At once there was a watery noise. Pig turned straight back to look, but the water crystal palace had disappeared. After feeling the king's corpse he floundered around until he was weak from exhaustion, then surfaced and took hold of the wall of the well. “Brother,” he yelled, “lower the cudgel and rescue me.”

“Got a treasure?” asked Monkey.

“No way,” said Pig. “All I found under the water was the Dragon King of the Well who wanted me to carry a corpse up. When I refused he saw me out and the water crystal palace disappeared. I could only grasp that corpse.
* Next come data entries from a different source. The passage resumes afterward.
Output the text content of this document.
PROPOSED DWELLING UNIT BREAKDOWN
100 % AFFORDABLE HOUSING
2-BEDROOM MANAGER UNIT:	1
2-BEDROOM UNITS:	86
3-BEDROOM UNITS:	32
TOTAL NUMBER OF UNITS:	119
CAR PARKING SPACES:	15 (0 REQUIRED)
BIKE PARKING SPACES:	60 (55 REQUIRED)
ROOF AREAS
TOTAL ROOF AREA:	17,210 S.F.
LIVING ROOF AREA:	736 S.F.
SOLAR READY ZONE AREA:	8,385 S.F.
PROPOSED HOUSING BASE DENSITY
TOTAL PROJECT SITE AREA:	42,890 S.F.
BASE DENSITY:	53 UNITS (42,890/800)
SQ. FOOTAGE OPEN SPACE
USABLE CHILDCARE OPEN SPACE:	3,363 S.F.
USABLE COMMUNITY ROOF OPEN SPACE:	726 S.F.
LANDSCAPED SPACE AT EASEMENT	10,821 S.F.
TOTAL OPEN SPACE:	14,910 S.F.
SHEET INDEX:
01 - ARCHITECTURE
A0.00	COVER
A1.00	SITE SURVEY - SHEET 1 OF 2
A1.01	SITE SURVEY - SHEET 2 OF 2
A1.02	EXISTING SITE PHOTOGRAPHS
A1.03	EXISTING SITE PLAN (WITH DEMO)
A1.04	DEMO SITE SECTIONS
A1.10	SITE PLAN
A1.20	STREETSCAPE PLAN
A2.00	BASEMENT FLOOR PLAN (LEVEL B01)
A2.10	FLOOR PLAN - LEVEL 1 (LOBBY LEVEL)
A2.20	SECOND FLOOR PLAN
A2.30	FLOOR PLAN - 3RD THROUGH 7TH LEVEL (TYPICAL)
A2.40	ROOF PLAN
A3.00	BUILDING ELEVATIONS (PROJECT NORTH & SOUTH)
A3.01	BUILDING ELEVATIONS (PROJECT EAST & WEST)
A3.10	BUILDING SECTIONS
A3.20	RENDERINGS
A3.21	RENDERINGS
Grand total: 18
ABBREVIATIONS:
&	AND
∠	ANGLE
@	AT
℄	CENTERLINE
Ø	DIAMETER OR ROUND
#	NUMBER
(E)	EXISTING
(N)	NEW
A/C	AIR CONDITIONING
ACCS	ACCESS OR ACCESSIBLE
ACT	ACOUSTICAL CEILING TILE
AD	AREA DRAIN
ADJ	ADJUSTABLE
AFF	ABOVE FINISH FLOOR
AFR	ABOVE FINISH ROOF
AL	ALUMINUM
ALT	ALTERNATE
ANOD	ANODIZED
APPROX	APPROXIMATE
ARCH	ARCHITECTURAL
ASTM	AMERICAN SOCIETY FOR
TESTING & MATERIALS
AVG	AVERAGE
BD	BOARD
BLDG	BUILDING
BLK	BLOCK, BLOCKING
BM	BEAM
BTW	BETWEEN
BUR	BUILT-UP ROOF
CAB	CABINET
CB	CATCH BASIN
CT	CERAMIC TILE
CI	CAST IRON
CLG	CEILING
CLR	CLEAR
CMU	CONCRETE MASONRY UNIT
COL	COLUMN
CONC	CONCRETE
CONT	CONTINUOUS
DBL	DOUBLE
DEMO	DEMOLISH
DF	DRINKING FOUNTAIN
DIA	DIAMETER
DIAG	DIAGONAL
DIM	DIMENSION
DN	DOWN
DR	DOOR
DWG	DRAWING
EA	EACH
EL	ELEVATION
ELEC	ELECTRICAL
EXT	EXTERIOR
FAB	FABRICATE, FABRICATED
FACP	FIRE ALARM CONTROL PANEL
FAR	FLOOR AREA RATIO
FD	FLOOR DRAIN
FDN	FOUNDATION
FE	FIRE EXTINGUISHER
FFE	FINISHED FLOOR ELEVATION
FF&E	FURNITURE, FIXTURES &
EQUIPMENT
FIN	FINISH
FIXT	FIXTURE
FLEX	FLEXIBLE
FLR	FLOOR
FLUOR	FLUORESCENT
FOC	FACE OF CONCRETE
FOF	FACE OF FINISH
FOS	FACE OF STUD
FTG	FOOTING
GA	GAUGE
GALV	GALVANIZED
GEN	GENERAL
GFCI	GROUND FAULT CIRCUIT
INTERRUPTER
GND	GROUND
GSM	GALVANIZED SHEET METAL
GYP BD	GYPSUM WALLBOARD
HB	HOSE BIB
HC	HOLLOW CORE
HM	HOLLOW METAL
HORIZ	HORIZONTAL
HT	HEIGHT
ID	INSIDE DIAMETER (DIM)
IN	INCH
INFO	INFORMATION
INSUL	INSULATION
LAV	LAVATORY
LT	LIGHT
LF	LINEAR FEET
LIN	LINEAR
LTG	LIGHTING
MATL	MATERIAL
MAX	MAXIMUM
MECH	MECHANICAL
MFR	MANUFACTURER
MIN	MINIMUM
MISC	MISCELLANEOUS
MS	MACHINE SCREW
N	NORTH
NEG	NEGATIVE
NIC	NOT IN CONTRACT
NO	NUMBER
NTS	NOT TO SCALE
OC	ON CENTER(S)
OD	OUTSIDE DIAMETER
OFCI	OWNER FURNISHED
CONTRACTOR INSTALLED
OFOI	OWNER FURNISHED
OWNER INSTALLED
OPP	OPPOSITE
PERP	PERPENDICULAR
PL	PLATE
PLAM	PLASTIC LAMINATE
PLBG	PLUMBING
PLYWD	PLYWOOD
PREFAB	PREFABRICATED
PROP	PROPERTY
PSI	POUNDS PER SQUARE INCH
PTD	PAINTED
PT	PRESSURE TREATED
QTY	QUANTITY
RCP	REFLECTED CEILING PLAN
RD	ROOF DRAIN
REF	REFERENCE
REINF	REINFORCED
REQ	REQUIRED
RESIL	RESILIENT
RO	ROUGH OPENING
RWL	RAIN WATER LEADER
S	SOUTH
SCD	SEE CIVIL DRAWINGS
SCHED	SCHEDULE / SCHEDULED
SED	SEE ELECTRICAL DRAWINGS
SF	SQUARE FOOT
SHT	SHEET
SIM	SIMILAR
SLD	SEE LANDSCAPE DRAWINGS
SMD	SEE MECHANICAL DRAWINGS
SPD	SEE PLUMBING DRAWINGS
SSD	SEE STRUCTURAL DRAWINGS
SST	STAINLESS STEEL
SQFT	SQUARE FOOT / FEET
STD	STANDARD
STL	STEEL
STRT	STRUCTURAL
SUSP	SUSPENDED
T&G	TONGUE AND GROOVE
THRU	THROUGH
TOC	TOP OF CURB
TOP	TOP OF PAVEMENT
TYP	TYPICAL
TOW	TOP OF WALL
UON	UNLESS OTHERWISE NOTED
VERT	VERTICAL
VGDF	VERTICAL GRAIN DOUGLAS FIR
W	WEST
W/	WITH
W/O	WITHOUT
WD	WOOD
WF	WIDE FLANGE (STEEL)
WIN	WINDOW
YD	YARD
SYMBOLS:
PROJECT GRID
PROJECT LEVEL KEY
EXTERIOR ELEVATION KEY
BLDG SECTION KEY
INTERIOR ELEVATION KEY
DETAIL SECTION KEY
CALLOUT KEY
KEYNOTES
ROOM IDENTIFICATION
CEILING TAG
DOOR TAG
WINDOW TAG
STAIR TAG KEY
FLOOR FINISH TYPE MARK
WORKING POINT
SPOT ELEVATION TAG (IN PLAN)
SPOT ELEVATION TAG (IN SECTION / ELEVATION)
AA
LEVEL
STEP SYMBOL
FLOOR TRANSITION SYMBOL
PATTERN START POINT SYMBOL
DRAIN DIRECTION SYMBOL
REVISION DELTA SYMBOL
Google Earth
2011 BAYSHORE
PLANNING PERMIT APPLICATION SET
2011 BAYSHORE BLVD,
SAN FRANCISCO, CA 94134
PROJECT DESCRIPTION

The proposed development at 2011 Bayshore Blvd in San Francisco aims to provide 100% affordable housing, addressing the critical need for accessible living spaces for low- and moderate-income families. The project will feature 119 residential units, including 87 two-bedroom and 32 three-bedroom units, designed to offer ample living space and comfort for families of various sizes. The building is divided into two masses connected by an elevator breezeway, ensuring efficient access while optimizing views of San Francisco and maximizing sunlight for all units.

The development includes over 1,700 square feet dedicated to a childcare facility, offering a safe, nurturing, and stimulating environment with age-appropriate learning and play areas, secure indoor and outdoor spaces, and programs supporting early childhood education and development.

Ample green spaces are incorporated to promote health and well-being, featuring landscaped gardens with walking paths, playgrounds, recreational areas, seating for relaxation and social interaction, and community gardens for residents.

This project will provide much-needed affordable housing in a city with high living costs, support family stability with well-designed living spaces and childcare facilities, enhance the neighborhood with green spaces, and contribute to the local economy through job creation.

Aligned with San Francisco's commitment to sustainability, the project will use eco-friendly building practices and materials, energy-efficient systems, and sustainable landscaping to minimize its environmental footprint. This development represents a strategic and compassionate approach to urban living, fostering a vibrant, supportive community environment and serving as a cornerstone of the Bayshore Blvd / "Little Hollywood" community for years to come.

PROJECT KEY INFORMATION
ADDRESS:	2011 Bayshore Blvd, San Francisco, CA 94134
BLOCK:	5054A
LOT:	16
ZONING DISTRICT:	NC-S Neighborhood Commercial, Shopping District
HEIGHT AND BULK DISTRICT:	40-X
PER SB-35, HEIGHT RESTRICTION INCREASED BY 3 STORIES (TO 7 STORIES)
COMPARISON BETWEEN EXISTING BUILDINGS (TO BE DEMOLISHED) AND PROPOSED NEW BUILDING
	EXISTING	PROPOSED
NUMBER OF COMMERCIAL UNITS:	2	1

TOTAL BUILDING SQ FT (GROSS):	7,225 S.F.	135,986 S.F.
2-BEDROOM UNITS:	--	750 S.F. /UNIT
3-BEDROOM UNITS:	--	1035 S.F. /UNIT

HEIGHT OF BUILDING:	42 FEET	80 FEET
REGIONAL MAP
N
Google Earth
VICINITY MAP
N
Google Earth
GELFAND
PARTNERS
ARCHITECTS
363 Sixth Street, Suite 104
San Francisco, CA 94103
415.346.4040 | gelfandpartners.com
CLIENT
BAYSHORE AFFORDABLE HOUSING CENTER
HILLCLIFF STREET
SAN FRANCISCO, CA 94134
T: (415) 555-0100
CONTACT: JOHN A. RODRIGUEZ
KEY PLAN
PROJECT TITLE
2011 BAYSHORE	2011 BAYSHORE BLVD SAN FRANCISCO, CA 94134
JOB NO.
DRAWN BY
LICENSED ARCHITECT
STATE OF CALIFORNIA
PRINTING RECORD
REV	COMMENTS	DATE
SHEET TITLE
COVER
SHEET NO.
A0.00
I was in such a panic that I went weak all over and I can't move it. Brother, for goodness' sake rescue me.”

“But that is the treasure,” said Monkey. “Why didn't you bring it up?”

“I knew he'd been dead for ages,” said Pig, “so what would have been the point?”

“If you won't bring it up I'm going back,” said Monkey.

“Where to?” Pig asked.

“Back to the monastery and our master to go to bed,” replied Monkey.

“Can't I come?” said Pig.

“You're welcome if you can climb out, but if you can't, tough luck,” said Monkey. This threw Pig into a panic as he could not climb out.

“Just think,” he called, “a city wall is hard enough to climb. This well narrows towards the top. It's got round, overhanging walls, all overgrown with very slippery moss because nobody's drawn water from it for years. How d'you expect me to climb it? Brother, don't forget we're good friends. I'm going down to get it.”